If you are just developing your node app locally, you won't need the nginx reverse proxy and you can just send requests to the node app directly, so only the node container is needed. When you deploy to production, you typically use something like an nginx reverse proxy for various reasons like SSL termination and load balancing. In that case you can deploy the nginx and node containers together.

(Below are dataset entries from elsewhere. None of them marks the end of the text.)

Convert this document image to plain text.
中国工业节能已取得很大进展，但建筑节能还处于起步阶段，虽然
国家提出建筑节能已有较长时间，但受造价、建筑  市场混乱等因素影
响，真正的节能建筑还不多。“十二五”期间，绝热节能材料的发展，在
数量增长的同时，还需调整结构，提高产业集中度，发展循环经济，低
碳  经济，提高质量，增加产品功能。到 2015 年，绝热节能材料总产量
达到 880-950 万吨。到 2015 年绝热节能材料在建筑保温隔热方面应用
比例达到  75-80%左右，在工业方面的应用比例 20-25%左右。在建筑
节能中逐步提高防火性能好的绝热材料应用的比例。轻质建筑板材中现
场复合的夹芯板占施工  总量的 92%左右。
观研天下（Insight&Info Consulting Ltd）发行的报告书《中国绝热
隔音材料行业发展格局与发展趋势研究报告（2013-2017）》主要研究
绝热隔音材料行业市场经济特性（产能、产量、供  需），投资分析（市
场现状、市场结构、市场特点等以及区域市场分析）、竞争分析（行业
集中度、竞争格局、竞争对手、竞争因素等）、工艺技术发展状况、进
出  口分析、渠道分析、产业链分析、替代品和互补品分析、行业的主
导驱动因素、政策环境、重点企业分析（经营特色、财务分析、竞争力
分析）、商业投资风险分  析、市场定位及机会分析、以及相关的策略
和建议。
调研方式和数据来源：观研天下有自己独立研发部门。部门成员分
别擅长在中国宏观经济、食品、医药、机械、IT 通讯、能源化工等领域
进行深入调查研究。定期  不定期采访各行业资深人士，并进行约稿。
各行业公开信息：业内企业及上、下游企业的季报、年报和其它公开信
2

If you really want to continue with your current approach, then you will probably have to forward the requests to http://localhost instead of http://nextjs, although I don't think that will be the only problem. Node is probably not running within your container either. You start the Node application with CMD [ "pm2-runtime", "start", "npm", "--", "start" ] in a multi-stage docker build and that node image will be discarded. You will have to start your Node application inside the nginx container instead.